Osborne to set out spending plans

George OsborneChancellor George Osborne will draw up the battle lines for the next general election as he sets out his final spending plans before the country goes to the polls in 2015.

The Spending Review for 2015/16 - the first year of the next parliament - is expected to slice £11.5 billion off the day-to-day budgets of Whitehall departments, extending the age of austerity the beyond the general election.
But Mr Osborne is also expected to confirm that billions of pounds of additional investment are to be directed into major infrastructure projects to boost growth over the years to the end of the decade, with details to be set out by Treasury Chief Secretary Danny Alexander on Thursday.

In what is likely to be a highly political statement, the Chancellor will tell MPs that he remains committed to his cuts strategy to pay down Britain's massive debts as the country moves from "rescue to recovery".
"While the British economy is leaving intensive care; now we need to secure that recovery," he is expected to say. ''We're saving money on welfare and waste to invest in the roads and railways, schooling and science our economy needs to succeed in the future. 'I know that times are still not easy for families. But we have a clear economic plan. We've stuck to it. It is working. And I'm determined to go on delivering it."

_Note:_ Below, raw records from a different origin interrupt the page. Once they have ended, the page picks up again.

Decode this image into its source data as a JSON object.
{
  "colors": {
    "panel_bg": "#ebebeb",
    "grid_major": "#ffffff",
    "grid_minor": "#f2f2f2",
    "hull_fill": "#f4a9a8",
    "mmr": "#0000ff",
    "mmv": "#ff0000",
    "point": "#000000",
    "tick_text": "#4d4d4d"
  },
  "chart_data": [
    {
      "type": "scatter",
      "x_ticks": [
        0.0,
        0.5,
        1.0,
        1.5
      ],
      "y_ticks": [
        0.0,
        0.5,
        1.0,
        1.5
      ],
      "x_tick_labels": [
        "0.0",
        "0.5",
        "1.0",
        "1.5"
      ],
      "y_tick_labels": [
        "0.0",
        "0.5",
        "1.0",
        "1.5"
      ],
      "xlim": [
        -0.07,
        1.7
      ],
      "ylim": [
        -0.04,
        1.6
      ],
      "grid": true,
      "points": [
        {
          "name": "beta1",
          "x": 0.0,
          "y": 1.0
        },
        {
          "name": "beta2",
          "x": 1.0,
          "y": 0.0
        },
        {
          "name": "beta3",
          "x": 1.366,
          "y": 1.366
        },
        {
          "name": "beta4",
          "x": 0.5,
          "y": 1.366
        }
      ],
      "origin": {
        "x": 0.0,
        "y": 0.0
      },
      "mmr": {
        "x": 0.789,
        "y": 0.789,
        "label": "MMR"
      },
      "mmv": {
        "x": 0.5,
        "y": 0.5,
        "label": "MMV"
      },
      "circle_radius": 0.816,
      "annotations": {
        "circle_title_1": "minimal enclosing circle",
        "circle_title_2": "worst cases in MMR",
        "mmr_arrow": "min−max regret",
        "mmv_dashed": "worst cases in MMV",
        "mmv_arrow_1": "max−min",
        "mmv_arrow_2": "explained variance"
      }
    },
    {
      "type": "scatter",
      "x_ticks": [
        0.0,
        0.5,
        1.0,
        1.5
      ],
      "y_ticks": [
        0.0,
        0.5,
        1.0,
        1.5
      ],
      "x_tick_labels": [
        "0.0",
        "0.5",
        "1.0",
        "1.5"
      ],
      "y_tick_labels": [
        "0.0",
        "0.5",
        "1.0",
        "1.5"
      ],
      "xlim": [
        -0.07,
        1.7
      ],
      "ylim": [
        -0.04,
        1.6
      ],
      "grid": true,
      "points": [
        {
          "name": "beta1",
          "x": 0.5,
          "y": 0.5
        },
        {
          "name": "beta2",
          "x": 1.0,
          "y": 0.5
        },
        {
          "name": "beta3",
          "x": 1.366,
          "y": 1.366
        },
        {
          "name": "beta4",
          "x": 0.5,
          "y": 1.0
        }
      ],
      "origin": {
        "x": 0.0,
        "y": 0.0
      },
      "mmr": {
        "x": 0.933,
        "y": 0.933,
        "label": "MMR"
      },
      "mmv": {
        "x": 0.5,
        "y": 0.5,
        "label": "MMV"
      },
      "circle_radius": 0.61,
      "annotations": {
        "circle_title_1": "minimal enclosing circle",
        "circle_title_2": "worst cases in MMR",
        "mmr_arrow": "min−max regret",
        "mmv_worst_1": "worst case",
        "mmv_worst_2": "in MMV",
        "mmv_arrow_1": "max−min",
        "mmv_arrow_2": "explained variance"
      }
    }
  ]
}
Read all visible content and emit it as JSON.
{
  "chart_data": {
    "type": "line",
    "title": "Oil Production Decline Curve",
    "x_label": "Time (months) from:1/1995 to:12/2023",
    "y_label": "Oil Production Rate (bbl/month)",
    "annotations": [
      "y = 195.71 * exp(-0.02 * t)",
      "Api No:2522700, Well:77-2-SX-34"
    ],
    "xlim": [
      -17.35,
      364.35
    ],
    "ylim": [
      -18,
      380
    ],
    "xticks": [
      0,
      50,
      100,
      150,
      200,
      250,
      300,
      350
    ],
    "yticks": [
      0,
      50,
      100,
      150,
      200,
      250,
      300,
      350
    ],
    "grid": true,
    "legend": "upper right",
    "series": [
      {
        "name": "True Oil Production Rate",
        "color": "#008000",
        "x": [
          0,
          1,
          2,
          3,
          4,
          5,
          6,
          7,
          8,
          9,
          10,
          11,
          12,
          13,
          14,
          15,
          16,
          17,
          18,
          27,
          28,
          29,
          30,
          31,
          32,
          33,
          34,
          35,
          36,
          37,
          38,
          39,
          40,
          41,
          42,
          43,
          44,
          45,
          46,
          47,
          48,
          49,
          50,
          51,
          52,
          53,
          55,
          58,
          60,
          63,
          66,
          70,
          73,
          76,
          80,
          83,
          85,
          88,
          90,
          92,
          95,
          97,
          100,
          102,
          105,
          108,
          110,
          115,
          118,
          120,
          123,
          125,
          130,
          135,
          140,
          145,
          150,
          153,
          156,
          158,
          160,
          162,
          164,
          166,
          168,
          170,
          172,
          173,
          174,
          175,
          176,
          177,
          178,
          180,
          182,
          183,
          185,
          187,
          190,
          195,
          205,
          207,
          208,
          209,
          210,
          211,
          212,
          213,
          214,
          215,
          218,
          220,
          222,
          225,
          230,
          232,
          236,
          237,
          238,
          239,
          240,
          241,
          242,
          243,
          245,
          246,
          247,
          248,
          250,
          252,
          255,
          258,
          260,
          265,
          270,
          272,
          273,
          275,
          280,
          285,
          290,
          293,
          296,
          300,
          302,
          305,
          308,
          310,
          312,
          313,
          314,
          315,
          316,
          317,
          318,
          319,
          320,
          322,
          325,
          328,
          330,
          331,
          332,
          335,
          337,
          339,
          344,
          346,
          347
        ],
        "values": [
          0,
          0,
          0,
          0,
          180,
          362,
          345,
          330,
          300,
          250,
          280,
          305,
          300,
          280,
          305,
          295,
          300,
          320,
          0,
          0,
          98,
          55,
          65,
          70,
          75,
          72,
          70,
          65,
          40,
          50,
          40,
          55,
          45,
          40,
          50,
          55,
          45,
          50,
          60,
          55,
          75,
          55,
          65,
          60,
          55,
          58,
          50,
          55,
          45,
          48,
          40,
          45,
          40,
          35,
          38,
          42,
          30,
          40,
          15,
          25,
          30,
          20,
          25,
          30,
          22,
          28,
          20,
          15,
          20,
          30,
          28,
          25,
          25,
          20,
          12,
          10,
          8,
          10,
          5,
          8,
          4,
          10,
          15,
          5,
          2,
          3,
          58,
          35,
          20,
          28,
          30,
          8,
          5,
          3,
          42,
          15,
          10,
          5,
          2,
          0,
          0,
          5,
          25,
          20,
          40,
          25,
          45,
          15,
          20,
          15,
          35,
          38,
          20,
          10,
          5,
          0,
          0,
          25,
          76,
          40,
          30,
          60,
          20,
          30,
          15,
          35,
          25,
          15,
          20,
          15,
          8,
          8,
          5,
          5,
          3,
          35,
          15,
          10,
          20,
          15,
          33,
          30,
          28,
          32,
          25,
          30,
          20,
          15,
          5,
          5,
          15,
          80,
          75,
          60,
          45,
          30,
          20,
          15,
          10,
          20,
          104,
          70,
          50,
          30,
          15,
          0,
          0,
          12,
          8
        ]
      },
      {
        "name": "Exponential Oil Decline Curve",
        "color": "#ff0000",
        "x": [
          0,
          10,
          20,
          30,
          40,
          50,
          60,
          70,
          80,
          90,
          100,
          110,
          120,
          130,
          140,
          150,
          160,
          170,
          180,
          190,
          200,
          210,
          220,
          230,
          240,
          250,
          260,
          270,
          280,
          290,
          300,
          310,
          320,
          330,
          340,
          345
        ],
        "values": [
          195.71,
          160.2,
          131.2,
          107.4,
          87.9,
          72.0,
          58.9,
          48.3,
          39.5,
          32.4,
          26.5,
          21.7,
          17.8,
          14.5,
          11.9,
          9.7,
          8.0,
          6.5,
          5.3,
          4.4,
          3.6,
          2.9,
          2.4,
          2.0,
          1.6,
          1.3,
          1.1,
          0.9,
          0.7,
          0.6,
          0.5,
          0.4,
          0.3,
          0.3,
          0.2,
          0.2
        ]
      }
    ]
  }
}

It is reported that the intelligence agencies - MI5, MI6 and GCHQ - have emerged among the winners in the carve-up of expenditure with a real terms increase of more than 3% - reflecting continuing concerns over the threat of terrorism in the wake of the murder of Drummer Lee Rigby outside Woolwich Barracks, London..

Mr Osborne is also expected to reveal how he intends to implement a proposed cap on previously uncontrolled parts of the public finances, such as welfare, debt interest and payments to the EU. The cap on so-called "annually managed expenditure" was floated in the Chancellor's Budget in March, when Mr Osborne said he would impose a limit on a "significant proportion" of AME, which is made up of elements of public spending which can go up and down due to factors beyond the Government's control.

The Treasury has signalled that the state pension will not be affected by any cap, and Mr Osborne has said it will not impact on the "automatic stabilisers" which come into effect in a downturn, suggesting that unemployment benefits could also be excluded. A think tank with close links to senior Conservatives has warned that failure to include pensions in the cap will force future governments to shave as much as £40 billion off spending for priorities like health and education as the population ages over the next 50 years.

In a pamphlet for Policy Exchange, former Treasury official Matthew Oakley pointed out that the state pension bill is set to rise from 5.6% of GDP in 2016-17 to 8.3% in 2061-62, and warned that any cap will be "meaningless" unless it includes the full range of benefits which are driving AME spending up.

Mr Osborne reached agreement at the weekend with Vince Cable over the level of cuts at his Business Department - the last Whitehall ministry to finalise its settlement. All areas of departmental current spending will be asked to tighten their belts except the NHS, schools and overseas aid, which are protected by a "ringfence". Attention will, however, be focused on whether departments like defence or the Foreign Office have succeeded in reassigning elements of their activities to the health or international development budgets.